POLA JABAR - Keju Limburger dikenal secara global bukan hanya karena rasanya yang unik dan bertekstur lembut, tetapi utamanya karena aromanya yang sangat kuat dan khas, seringkali disamakan dengan bau kaki yang belum dicuci atau kaus kaki bekas.
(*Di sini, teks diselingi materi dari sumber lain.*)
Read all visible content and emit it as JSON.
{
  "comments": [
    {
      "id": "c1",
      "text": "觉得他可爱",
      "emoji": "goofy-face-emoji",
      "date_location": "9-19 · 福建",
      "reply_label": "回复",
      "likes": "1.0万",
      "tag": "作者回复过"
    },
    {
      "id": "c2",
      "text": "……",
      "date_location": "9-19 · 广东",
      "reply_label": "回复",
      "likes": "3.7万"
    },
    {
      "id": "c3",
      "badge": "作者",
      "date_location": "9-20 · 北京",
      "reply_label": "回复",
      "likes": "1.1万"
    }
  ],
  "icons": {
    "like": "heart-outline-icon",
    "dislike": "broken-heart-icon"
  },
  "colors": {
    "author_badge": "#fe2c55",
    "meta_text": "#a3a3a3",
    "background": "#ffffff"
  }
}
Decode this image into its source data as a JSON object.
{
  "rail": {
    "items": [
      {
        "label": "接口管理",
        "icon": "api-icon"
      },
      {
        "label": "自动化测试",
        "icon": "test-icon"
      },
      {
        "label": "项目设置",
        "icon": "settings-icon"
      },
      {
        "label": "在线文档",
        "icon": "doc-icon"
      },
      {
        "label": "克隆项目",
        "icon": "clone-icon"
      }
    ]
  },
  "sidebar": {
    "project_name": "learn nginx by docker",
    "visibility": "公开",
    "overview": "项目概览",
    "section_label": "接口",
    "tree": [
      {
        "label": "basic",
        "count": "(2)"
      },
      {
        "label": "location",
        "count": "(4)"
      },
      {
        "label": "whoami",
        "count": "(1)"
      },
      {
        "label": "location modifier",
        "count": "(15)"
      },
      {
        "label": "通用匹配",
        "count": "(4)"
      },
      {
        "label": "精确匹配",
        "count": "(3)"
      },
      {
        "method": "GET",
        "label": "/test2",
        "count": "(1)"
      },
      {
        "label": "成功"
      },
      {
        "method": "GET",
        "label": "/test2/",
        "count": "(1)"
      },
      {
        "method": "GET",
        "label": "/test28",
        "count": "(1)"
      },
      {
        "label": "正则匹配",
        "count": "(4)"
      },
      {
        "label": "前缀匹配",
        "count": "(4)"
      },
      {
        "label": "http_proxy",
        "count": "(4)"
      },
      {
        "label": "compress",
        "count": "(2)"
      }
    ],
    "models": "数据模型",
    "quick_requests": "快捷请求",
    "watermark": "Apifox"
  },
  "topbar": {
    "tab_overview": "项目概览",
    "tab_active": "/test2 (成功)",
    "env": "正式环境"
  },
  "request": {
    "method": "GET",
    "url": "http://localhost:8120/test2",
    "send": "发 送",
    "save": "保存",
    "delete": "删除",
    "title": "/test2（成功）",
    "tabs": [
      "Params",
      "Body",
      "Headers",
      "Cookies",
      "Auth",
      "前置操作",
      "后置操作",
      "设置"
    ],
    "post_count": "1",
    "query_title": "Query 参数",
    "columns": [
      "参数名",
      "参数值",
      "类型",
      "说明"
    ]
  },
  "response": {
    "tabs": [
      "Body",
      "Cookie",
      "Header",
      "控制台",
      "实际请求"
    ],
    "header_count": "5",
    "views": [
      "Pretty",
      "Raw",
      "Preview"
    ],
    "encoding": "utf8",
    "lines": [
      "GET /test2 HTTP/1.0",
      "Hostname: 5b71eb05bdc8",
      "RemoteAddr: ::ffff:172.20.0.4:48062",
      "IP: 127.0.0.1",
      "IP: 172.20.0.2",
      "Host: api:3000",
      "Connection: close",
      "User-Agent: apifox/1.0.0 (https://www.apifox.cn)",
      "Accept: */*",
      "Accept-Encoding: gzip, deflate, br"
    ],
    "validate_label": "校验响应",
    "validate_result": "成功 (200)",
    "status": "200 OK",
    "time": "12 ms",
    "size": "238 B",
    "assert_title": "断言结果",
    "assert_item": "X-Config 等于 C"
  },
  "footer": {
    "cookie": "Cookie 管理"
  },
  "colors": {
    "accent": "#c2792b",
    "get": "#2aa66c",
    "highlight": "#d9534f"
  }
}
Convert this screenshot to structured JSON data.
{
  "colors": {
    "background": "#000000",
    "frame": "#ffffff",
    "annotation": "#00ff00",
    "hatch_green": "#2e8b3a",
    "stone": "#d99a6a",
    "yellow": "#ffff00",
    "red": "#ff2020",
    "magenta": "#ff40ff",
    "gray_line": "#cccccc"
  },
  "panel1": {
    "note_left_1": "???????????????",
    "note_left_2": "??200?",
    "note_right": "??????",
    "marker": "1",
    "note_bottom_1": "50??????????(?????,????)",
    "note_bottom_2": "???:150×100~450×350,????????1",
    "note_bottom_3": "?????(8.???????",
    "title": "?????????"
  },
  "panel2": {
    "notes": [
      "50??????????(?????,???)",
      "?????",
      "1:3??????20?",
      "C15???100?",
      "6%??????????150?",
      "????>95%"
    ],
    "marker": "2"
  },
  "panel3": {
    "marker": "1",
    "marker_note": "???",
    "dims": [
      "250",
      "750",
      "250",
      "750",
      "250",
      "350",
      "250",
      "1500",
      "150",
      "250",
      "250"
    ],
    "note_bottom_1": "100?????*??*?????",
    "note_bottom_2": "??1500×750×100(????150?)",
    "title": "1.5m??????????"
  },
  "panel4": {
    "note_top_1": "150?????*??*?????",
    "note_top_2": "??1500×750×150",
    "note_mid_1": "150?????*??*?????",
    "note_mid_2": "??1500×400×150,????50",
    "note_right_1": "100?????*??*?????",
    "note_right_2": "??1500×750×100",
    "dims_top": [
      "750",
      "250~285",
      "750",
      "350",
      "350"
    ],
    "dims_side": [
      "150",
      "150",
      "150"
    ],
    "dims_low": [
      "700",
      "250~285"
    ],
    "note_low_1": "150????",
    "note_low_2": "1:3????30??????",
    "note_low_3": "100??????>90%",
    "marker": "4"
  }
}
Misteri di balik aroma menyengat ini ternyata memiliki penjelasan ilmiah yang lugas dan menarik, yang melibatkan peran krusial dari mikroorganisme spesifik. Aroma kuat Keju Limburger didominasi oleh senyawa kimia yang disebut asam isovalerat (isovaleric acid). Senyawa inilah yang menjadi 'biang keladi' dari bau yang membuat sebagian orang mundur.
Asam isovalerat sendiri adalah asam lemak rantai pendek yang tidak hanya ditemukan pada keju, tetapi juga merupakan salah satu komponen utama yang menghasilkan bau pada keringat manusia, khususnya pada kaki.
Proses biologis yang menghasilkan senyawa ini di keju dan di tubuh manusia memiliki kemiripan, itulah mengapa timbul perbandingan aroma yang begitu khas dan mudah dikenali. Penemuan ini membantu menjelaskan mengapa, bagi hidung yang sensitif, bau Limburger bisa terasa begitu familiar sekaligus sangat intens.
Produksi asam isovalerat pada Keju Limburger terjadi selama proses pematangan (affinage) yang unik dan sangat terkontrol. Kunci utama dari proses ini terletak pada penggunaan bakteri spesifik, yaitu Brevibacterium linens. Bakteri ini tidak hanya digunakan pada Keju Limburger, tetapi juga pada keju berkulit cuci (washed-rind cheeses) lainnya seperti Munster atau Epoisses, yang semuanya terkenal memiliki aroma kuat.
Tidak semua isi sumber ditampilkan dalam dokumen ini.